While the youth sports industry has a questionable legacy when it comes to great family vacations, it can result in some stellar sports photography. But successfully photographing some of the country’s largest tournaments, where hundreds of players roam across up to a dozen fields, is no small feat. For Haim Ariav, the founder of Glossy Finish, it was a challenge ripe for technological disruption.
The company, founded by Ariav over 12 years ago, teams with local photographers to cover large youth sports events and sell photo prints and posters on site to friends and family. They were purchased by Lifetouch several years ago but Ariav bought the company back when Lifetouch was sold to Shutterfly in early 2018.
“We’re not the only photographers who shoot sports and deliver images on site, but we are the only ones that do it at scale,” Ariav says. The company has partnerships with some of the largest youth sports organizations in the U.S., including USA Football and Cal Ripken Baseball. Their roster of freelance photographers include those who shoot for the NFL and Getty, Ariav says.
What Glossy Finish did was build a technology solution that enables the company’s team of freelance photographers to track hundreds of players across multiple days and playing locations.
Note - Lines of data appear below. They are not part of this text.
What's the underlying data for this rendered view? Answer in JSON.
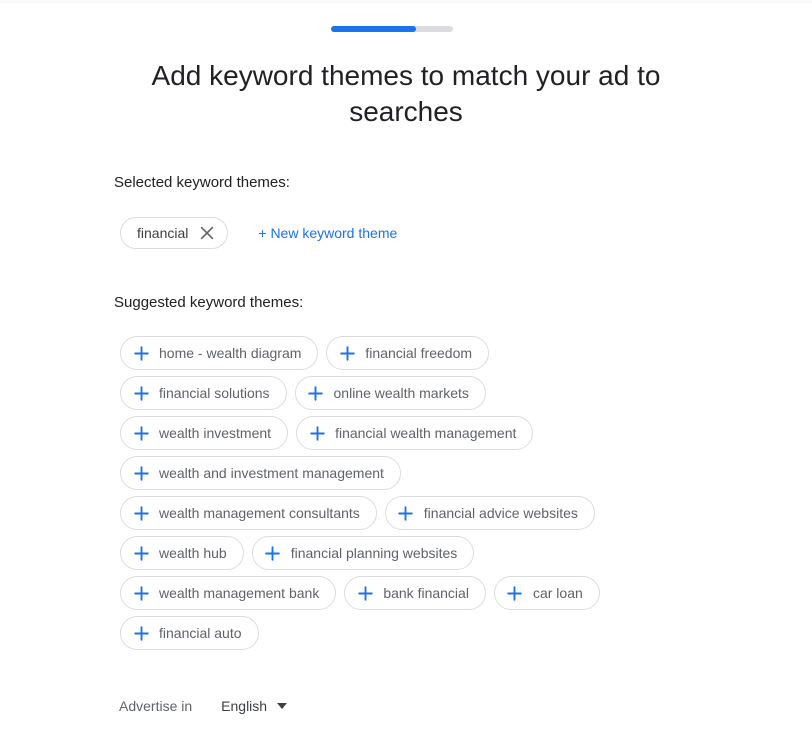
{
  "progress": {
    "percent": 70,
    "fill_color": "#1a73e8",
    "track_color": "#dadce0"
  },
  "header": {
    "title": "Add keyword themes to match your ad to searches"
  },
  "selected_section": {
    "label": "Selected keyword themes:",
    "chips": [
      {
        "label": "financial",
        "close_icon": "close-icon"
      }
    ],
    "new_theme_label": "+ New keyword theme",
    "link_color": "#1a73e8"
  },
  "suggested_section": {
    "label": "Suggested keyword themes:",
    "add_icon": "plus-icon",
    "chips": [
      {
        "label": "home - wealth diagram"
      },
      {
        "label": "financial freedom"
      },
      {
        "label": "financial solutions"
      },
      {
        "label": "online wealth markets"
      },
      {
        "label": "wealth investment"
      },
      {
        "label": "financial wealth management"
      },
      {
        "label": "wealth and investment management"
      },
      {
        "label": "wealth management consultants"
      },
      {
        "label": "financial advice websites"
      },
      {
        "label": "wealth hub"
      },
      {
        "label": "financial planning websites"
      },
      {
        "label": "wealth management bank"
      },
      {
        "label": "bank financial"
      },
      {
        "label": "car loan"
      },
      {
        "label": "financial auto"
      }
    ]
  },
  "footer": {
    "advertise_label": "Advertise in",
    "language_value": "English",
    "caret_icon": "chevron-down-icon"
  },
  "theme": {
    "accent": "#1a73e8",
    "text_primary": "#202124",
    "text_secondary": "#5f6368",
    "chip_border": "#dadce0",
    "background": "#ffffff"
  }
}
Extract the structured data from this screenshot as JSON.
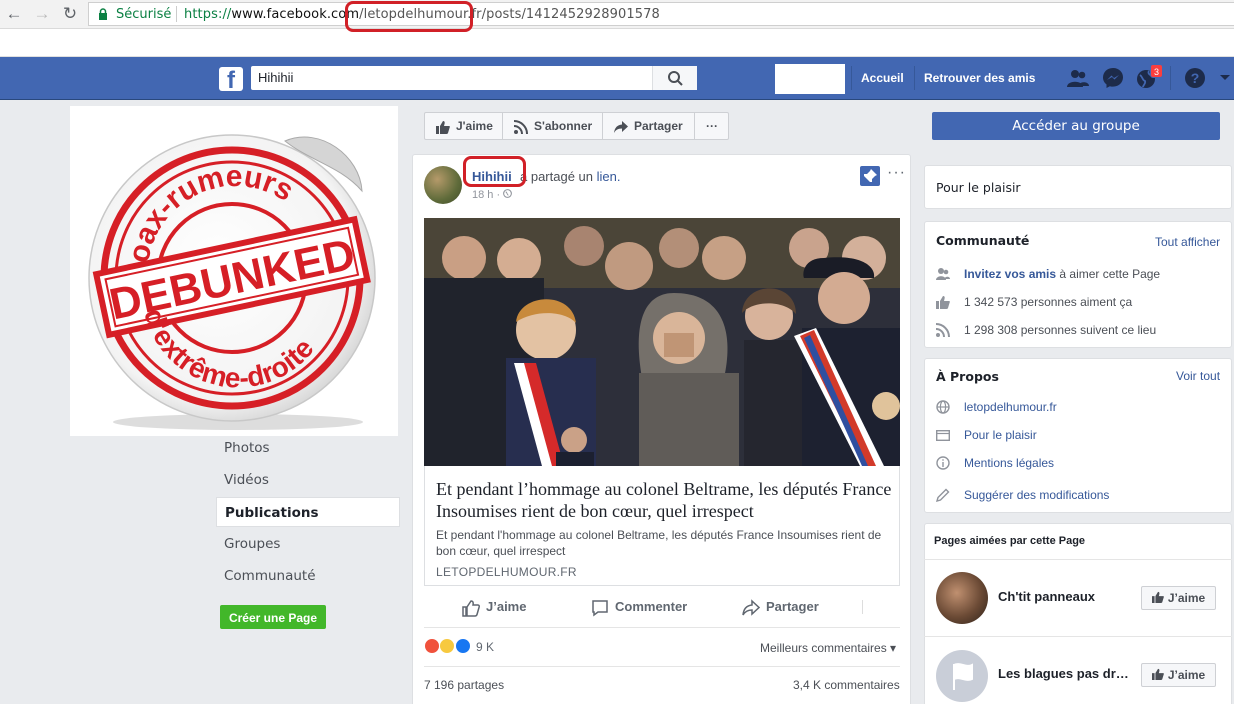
{
  "browser": {
    "secure_label": "Sécurisé",
    "url_proto": "https://",
    "url_host": "www.facebook.com",
    "url_path": "/letopdelhumour.fr/posts/1412452928901578"
  },
  "header": {
    "logo": "f",
    "search_value": "Hihihii",
    "home_label": "Accueil",
    "find_friends_label": "Retrouver des amis",
    "notif_count": "3"
  },
  "left": {
    "stamp": {
      "top": "Hoax-rumeurs",
      "middle": "DEBUNKED",
      "bottom": "d'extrême-droite"
    },
    "nav": [
      "Photos",
      "Vidéos",
      "Publications",
      "Groupes",
      "Communauté"
    ],
    "create_page_label": "Créer une Page"
  },
  "action_bar": {
    "like_label": "J'aime",
    "subscribe_label": "S'abonner",
    "share_label": "Partager",
    "more_label": "···",
    "join_group_label": "Accéder au groupe"
  },
  "post": {
    "author": "Hihihii",
    "action_prefix": "a partagé un",
    "action_link": "lien.",
    "time": "18 h · ",
    "link_title": "Et pendant l’hommage au colonel Beltrame, les députés France Insoumises rient de bon cœur, quel irrespect",
    "link_desc": "Et pendant l'hommage au colonel Beltrame, les députés France Insoumises rient de bon cœur, quel irrespect",
    "link_domain": "LETOPDELHUMOUR.FR",
    "actions": {
      "like": "J’aime",
      "comment": "Commenter",
      "share": "Partager"
    },
    "reaction_count": "9 K",
    "best_comments": "Meilleurs commentaires ▾",
    "shares": "7 196 partages",
    "comments": "3,4 K commentaires"
  },
  "right": {
    "plaisir": "Pour le plaisir",
    "community": {
      "title": "Communauté",
      "see_all": "Tout afficher",
      "invite_link": "Invitez vos amis",
      "invite_rest": " à aimer cette Page",
      "likes": "1 342 573 personnes aiment ça",
      "follows": "1 298 308 personnes suivent ce lieu"
    },
    "about": {
      "title": "À Propos",
      "see_all": "Voir tout",
      "website": "letopdelhumour.fr",
      "category": "Pour le plaisir",
      "legal": "Mentions légales",
      "suggest": "Suggérer des modifications"
    },
    "liked_pages": {
      "title": "Pages aimées par cette Page",
      "items": [
        {
          "name": "Ch'tit panneaux",
          "button": "J’aime"
        },
        {
          "name": "Les blagues pas dr…",
          "button": "J’aime"
        }
      ]
    }
  },
  "colors": {
    "fb_blue": "#4267b2",
    "link": "#365899",
    "annotation_red": "#d12027",
    "stamp_red": "#d61f26",
    "green": "#42b72a"
  }
}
The company’s Chief Technology Officer Matt Winer likens it to a restaurant table tracking system. Photographers are assigned fields and players to shoot throughout the course of an event. Their images are organized by team and player and parents receive text message alerts when their images are ready for review.
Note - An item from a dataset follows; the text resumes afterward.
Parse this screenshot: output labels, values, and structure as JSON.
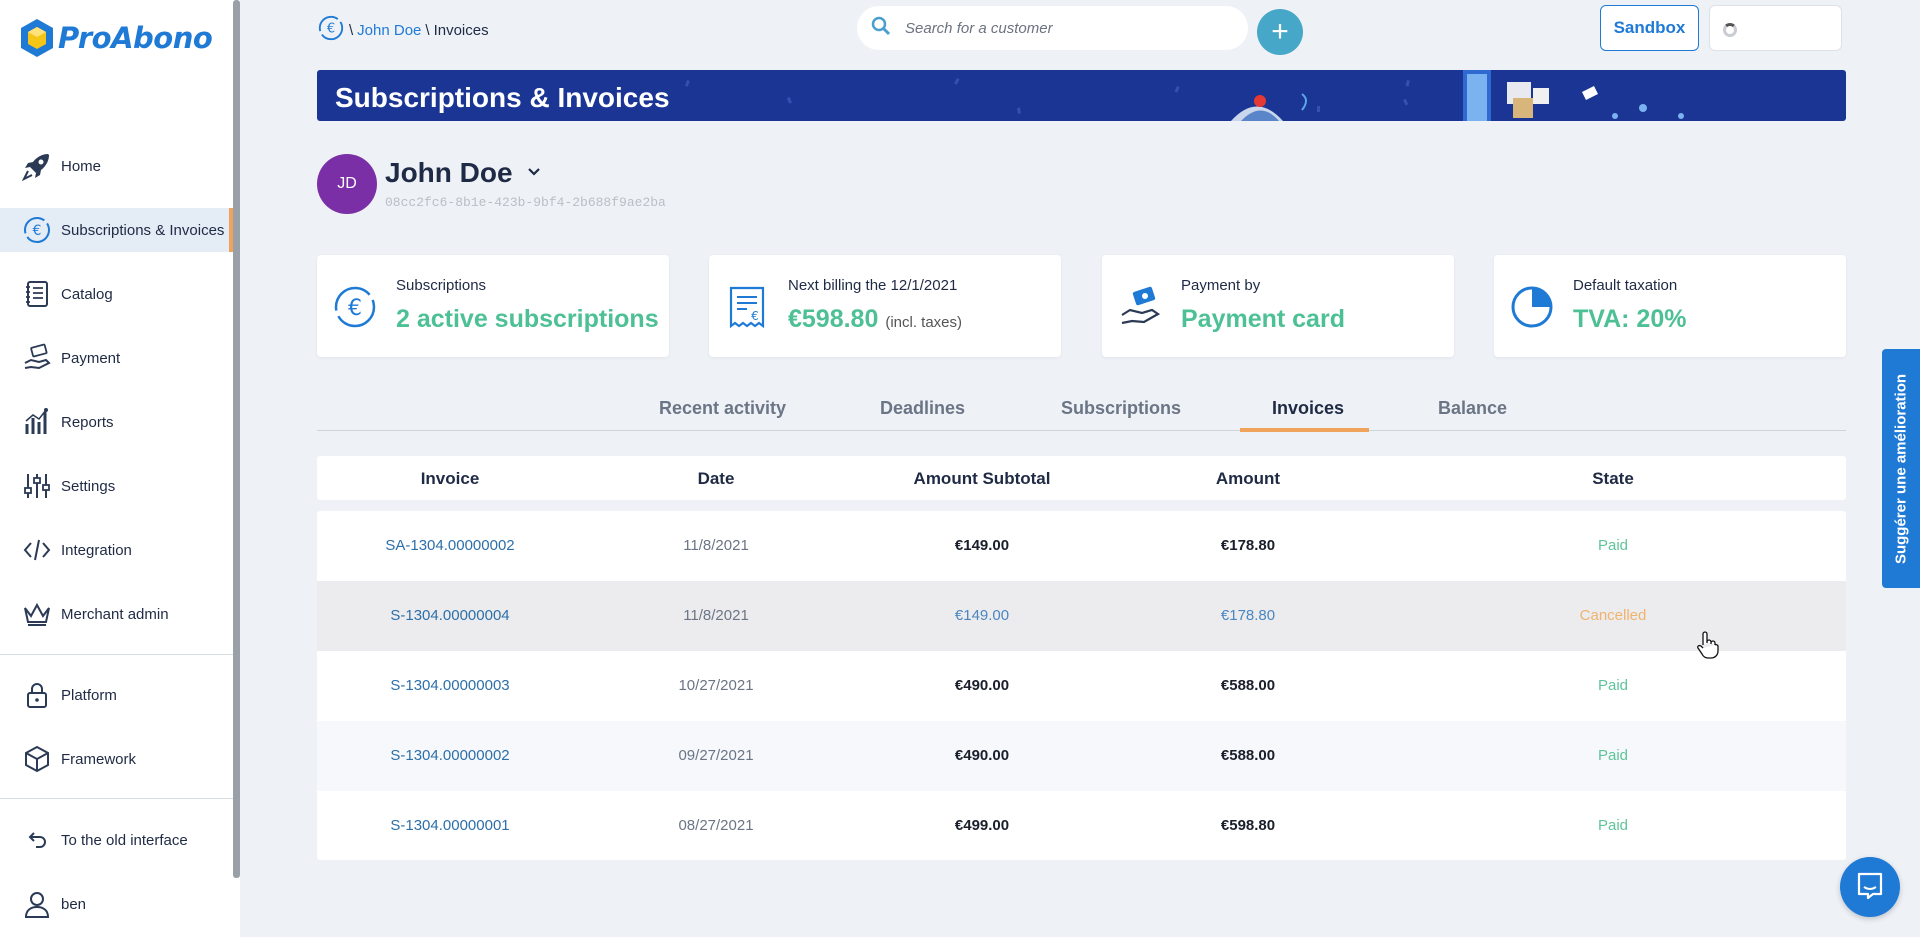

One of the reasons Glossy Finish has built a successful model is its embrace of the “gig economy,” Ariav says. The core full-time team is small, but the company uses freelance photographers as needed to cover big events. Like Uber where drivers use their own vehicles but leverage the the Uber app to find rides, partner photographers show up with their own cameras and lenses but plug into the company’s customized software to manage game day workflow.
Output is also an essential piece of the Glossy Finish business model. The company offers customers two products on-site: an 8 x 10-inch print or a 13 x 19-inch poster, complete with graphical elements designed using Darkroom software (the only off-the-shelf software the company employs). The company custom built two, 30-foot-long mobile photo labs stocked with Epson P400s inkjet printers for the poster prints and the DNP DS820A dye sub printers for the 8 x 10-inch prints.
Customers can produce their own prints on ordering stations in the mobile photo lab, but Glossy Finish also has a sales staff on hand to assist customers in producing their desired product. “Our challenge was: how to go from client engagement to product delivery,” Ariav says. Having the mobile print labs on site at these tournaments made buying prints that much more attractive to customers because they could walk off the field with a print in hand.
“There’s something about that tactile experience [of holding a print] that you just can’t replicate on social media,” Ariav says.
While many youth sports photographers focus on staged team and individual shots, Ariav says Glossy Finish’s success proves there’s a viable market for more action-oriented youth sports images.
“We’ve proven there’s money there, you just have to go about it the right way.”